Terwijl op de televisie beelden van een rokende puinhoop en bebloede gezichten draaiden, belde ik naar het Hamra hotel. Tegen beter weten in dacht ik eigenlijk. Maar opeens was daar de stem van de receptionist Salam. ‘We are ok,’ klonk het na een korte stilte even beleefd alsof ik belde om een kamer te boeken. Toen ik doorvroeg over gewonden en de ravage die het hotel moest zijn, kwam er slechts een verhaal over deuren die kapotgeknald waren. Ik drong niet verder aan - Salam was duidelijk in shock.
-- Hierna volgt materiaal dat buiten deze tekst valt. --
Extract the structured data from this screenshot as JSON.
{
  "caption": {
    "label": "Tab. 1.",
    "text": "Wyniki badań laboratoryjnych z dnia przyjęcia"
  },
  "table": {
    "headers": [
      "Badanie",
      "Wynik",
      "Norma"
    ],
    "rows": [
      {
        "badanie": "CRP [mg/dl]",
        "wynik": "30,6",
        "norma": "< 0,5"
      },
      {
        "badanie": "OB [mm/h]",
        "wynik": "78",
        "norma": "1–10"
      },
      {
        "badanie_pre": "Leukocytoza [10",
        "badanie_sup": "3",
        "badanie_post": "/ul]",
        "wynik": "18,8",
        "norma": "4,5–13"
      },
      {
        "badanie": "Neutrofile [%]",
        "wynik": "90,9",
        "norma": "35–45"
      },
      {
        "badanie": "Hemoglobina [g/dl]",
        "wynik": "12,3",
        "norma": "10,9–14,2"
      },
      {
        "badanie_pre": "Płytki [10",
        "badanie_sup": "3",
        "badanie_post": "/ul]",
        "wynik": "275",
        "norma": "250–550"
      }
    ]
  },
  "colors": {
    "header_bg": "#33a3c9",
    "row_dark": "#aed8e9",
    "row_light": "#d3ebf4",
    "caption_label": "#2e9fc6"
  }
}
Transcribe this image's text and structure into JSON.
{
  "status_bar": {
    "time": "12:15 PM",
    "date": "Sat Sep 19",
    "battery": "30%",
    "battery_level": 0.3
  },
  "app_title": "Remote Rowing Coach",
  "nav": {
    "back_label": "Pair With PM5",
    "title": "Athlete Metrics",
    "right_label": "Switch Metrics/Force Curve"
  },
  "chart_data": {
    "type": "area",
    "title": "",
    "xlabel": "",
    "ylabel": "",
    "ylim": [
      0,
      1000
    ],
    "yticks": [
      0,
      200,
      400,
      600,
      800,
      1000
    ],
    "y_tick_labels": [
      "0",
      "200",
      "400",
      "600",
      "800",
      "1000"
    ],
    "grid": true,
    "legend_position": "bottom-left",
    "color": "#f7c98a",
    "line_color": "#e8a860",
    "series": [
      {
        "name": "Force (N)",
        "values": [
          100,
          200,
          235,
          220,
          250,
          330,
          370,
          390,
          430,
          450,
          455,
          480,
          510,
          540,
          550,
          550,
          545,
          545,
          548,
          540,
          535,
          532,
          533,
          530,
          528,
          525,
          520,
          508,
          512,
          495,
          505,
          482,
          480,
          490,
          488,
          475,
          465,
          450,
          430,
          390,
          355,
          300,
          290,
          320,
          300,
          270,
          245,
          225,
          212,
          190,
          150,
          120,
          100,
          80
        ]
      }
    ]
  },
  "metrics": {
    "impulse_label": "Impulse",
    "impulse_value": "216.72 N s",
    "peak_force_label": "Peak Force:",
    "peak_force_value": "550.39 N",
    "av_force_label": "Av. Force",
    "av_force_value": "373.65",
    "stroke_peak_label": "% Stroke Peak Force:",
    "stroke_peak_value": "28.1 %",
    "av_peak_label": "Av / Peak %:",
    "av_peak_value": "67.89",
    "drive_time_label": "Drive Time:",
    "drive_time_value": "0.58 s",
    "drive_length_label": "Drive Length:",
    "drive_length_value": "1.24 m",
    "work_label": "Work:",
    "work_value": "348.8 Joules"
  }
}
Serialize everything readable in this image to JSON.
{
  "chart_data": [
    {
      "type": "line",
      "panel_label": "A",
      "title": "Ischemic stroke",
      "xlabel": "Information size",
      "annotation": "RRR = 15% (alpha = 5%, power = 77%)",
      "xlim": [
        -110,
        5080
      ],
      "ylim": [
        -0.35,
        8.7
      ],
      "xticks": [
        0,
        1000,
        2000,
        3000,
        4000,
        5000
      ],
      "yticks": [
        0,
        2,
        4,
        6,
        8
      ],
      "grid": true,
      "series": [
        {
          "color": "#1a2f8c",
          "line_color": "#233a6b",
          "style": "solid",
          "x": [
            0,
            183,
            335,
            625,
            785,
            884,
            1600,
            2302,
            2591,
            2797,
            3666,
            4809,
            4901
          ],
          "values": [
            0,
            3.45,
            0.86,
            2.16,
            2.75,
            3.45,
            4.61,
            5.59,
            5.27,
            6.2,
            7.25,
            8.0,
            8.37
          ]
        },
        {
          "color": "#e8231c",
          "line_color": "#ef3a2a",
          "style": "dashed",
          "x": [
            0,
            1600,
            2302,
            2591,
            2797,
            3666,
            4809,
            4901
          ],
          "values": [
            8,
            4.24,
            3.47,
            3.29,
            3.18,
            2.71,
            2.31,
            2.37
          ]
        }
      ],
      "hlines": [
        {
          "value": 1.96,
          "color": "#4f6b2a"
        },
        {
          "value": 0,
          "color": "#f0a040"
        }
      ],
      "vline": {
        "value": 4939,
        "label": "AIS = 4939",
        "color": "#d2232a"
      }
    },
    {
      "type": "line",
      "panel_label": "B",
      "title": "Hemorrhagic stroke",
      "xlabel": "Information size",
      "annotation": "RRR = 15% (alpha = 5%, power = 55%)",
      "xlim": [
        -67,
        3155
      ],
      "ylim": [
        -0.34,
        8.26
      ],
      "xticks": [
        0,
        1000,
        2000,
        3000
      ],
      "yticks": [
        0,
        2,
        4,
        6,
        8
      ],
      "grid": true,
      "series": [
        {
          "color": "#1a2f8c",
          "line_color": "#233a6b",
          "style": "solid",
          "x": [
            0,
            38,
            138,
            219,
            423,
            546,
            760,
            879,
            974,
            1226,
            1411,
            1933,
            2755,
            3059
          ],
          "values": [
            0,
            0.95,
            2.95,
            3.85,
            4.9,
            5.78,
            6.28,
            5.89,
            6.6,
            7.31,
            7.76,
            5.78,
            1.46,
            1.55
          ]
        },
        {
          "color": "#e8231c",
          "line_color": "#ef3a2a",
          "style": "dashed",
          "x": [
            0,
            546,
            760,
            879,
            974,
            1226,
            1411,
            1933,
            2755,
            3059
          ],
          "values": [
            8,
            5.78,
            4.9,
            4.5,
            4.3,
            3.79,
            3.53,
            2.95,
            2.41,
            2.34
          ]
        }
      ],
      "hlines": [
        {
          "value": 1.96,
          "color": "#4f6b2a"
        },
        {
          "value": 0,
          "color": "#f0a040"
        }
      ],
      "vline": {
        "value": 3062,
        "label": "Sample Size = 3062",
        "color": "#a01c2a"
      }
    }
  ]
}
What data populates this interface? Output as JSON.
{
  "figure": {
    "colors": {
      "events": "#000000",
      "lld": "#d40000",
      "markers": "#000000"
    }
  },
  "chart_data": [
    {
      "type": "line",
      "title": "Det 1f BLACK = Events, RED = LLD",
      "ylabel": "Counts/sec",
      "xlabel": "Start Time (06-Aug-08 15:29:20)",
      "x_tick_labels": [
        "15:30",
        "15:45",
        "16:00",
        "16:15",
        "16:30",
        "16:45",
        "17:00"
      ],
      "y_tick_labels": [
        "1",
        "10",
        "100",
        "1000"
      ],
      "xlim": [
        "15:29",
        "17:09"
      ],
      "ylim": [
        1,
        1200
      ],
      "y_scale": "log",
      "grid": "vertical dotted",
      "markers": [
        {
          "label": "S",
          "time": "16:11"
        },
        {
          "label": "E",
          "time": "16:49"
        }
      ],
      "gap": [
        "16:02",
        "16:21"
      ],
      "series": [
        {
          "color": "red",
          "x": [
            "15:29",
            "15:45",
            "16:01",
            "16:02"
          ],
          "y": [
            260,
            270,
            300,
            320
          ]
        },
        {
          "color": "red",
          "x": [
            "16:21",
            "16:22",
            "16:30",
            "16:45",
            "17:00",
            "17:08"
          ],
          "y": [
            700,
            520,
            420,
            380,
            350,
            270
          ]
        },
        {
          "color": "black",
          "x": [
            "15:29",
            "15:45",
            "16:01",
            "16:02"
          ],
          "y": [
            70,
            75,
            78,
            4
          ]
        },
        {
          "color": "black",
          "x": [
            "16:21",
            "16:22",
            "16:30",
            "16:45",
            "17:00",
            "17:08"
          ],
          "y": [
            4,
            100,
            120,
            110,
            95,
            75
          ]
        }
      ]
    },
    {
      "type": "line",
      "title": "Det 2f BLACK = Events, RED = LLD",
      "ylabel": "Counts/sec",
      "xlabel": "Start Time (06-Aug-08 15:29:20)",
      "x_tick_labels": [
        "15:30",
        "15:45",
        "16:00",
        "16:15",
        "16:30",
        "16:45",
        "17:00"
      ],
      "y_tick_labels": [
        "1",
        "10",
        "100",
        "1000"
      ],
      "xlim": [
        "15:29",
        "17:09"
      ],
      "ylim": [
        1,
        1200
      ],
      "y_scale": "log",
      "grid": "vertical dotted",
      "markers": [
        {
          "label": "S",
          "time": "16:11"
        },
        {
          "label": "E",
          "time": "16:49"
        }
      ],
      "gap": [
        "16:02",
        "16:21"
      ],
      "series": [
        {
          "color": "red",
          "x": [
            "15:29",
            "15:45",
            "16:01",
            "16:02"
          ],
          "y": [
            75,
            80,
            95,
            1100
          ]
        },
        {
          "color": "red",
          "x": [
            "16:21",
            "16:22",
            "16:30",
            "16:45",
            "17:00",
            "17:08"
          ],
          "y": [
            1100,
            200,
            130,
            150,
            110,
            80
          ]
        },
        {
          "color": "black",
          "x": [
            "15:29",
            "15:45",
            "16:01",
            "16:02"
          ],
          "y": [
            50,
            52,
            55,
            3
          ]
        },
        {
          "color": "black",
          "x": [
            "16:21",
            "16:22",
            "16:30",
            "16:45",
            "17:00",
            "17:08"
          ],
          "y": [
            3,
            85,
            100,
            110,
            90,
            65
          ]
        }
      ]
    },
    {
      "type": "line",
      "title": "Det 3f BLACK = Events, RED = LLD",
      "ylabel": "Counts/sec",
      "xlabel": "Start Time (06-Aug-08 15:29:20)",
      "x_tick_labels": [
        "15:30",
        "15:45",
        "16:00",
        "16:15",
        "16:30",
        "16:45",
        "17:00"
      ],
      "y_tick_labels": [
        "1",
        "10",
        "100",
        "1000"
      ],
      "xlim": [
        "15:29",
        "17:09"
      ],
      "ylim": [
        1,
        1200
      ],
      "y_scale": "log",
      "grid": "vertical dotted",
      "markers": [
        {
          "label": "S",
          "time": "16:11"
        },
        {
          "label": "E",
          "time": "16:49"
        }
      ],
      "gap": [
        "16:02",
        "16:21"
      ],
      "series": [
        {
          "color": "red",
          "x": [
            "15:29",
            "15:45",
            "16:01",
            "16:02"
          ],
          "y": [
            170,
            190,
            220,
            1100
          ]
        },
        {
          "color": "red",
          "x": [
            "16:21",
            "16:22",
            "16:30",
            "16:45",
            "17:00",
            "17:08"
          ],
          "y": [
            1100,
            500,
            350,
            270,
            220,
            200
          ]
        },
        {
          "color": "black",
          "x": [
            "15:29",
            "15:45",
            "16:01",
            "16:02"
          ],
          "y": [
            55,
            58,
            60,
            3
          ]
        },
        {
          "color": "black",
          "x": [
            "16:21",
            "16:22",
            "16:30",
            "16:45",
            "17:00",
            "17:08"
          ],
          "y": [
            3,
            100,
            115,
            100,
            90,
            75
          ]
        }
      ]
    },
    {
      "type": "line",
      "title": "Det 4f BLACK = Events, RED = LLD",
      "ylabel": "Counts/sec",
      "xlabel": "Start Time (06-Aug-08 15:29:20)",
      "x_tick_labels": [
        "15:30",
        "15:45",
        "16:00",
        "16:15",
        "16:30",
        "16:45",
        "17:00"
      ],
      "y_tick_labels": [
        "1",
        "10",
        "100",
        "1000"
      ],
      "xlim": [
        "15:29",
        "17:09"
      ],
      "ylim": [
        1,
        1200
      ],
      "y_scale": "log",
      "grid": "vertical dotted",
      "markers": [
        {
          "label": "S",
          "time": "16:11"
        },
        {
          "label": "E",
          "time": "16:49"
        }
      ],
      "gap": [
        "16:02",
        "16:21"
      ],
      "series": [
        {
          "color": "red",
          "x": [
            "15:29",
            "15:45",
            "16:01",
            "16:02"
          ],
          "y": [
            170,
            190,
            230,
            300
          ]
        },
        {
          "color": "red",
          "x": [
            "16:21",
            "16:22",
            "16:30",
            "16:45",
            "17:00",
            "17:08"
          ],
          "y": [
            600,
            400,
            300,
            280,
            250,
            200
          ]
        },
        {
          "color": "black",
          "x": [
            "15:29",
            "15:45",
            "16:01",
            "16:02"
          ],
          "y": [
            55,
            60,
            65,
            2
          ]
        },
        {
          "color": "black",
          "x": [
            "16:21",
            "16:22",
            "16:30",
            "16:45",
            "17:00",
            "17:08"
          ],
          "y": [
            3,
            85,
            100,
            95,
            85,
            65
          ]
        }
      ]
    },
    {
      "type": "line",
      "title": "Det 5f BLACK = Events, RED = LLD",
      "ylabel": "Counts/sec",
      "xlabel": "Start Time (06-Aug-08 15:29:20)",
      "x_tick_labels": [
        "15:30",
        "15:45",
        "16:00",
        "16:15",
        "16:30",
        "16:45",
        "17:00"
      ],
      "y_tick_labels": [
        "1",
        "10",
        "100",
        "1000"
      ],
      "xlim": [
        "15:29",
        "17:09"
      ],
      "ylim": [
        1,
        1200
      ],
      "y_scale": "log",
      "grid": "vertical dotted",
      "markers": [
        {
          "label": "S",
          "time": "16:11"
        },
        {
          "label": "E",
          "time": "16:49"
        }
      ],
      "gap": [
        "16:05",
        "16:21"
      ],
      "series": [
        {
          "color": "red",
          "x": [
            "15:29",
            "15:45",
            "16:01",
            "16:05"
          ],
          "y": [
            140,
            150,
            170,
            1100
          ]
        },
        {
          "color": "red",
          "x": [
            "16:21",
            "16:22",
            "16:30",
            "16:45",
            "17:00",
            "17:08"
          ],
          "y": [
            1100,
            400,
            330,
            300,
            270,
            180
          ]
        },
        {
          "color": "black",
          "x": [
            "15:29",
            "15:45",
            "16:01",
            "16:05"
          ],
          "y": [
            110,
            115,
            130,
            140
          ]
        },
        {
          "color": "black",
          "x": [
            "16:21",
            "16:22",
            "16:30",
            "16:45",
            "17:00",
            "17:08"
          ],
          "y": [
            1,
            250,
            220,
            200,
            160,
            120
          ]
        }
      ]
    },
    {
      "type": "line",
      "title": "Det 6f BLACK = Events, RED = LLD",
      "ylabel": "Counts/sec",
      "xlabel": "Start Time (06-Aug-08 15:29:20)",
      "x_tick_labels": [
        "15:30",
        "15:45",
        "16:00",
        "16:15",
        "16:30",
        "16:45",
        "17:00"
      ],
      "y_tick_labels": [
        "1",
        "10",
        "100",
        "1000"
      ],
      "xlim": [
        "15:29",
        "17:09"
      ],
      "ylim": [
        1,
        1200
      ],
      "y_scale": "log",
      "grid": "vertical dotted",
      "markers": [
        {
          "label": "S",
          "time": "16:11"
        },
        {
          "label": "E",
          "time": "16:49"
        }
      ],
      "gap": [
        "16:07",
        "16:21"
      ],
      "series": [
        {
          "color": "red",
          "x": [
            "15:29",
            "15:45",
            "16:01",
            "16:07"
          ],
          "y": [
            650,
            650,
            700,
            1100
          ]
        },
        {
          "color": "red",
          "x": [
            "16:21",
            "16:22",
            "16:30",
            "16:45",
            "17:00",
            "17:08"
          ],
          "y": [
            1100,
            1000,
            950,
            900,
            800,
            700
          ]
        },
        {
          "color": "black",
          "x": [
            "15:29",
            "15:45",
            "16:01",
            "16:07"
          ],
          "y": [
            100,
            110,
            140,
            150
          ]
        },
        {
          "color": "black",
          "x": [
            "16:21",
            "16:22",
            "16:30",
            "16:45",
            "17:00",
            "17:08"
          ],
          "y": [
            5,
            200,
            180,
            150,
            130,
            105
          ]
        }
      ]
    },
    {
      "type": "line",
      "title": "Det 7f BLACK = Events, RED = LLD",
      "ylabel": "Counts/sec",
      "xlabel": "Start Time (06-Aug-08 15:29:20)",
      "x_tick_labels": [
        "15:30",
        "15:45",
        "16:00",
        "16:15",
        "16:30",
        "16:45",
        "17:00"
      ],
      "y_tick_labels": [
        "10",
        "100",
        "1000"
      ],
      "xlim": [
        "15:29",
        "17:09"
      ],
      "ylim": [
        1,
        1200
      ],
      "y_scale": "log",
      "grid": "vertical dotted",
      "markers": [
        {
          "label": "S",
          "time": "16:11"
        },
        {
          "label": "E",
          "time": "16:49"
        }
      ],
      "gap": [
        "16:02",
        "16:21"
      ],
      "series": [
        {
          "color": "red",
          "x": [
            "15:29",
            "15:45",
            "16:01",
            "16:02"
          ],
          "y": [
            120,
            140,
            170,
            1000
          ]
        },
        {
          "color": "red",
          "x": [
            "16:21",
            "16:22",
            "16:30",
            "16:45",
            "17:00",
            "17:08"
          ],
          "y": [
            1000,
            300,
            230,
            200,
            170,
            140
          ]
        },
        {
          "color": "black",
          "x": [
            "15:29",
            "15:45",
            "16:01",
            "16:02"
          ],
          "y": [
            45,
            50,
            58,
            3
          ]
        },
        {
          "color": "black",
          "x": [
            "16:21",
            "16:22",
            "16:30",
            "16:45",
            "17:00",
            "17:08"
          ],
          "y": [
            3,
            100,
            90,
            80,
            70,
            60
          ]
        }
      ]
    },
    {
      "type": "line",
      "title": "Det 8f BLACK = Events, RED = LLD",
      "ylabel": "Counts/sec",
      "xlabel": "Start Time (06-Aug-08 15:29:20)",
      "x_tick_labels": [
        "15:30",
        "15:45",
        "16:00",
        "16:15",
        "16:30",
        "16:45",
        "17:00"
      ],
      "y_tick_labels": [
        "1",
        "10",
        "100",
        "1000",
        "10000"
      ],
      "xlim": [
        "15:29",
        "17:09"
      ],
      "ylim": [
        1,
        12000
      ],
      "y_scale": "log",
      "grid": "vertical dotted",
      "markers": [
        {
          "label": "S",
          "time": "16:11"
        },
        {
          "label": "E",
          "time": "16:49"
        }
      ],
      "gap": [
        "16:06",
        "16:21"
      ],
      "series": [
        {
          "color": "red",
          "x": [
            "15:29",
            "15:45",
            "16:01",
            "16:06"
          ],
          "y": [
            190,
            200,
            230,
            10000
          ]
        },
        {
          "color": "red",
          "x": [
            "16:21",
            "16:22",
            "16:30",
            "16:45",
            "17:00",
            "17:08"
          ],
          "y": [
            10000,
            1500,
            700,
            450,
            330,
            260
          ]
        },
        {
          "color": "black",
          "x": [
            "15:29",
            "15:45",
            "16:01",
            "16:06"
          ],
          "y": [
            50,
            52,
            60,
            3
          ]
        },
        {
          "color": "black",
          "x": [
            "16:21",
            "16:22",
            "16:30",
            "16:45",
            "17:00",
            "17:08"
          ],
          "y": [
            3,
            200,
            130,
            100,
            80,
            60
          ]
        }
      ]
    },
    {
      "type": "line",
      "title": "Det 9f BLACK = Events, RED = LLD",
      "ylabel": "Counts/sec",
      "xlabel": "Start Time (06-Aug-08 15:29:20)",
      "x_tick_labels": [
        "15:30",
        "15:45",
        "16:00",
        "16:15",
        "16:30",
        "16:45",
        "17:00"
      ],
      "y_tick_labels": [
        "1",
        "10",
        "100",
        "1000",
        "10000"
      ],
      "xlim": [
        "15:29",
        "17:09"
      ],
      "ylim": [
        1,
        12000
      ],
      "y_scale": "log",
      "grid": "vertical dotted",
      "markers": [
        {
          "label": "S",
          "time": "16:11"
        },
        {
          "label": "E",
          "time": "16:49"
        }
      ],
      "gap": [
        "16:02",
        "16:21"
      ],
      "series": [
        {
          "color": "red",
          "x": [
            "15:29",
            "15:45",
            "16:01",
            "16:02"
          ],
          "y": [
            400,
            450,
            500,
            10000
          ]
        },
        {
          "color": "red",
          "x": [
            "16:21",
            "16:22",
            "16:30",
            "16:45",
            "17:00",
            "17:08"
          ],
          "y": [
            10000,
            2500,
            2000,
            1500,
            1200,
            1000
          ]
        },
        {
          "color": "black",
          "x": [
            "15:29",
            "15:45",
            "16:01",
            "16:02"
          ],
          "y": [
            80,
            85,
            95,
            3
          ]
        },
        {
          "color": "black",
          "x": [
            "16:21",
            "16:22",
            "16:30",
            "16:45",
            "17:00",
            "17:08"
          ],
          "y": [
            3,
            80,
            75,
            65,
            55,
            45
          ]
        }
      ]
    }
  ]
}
Buiten liep Luay, als veiligheidsadviseur en chauffeur de steun en toeverlaat van talloze journalisten. ‘Wat kunnen we doen? Waar moeten we heen?’ riep hij wanhopig door zijn mobiele telefoon. Een collega was dood, net als zo’n vijftien buurtbewoners. Zijn verdere tirade richtte zich niet eens op de daders, maar op de regering die met onderling gekrakeel en het buitensluiten van soennieten en groepen uit het machtsapparaat van Saddam de spanningen weer aanjoeg. Volgens hem dachten heel veel inwoners van Bagdad er zo over. Na een paar nutteloze woorden over hoe vreselijk het was, hing ik op. Terwijl ik in winters Amsterdam via telefoontjes en mails probeerde te bevatten wat een dodelijke chaos het vertrouwde wijkje was geworden, kwam ik een foto tegen van de ober uit het restaurant die met een medewerker uit de lobby een lijk versjouwde.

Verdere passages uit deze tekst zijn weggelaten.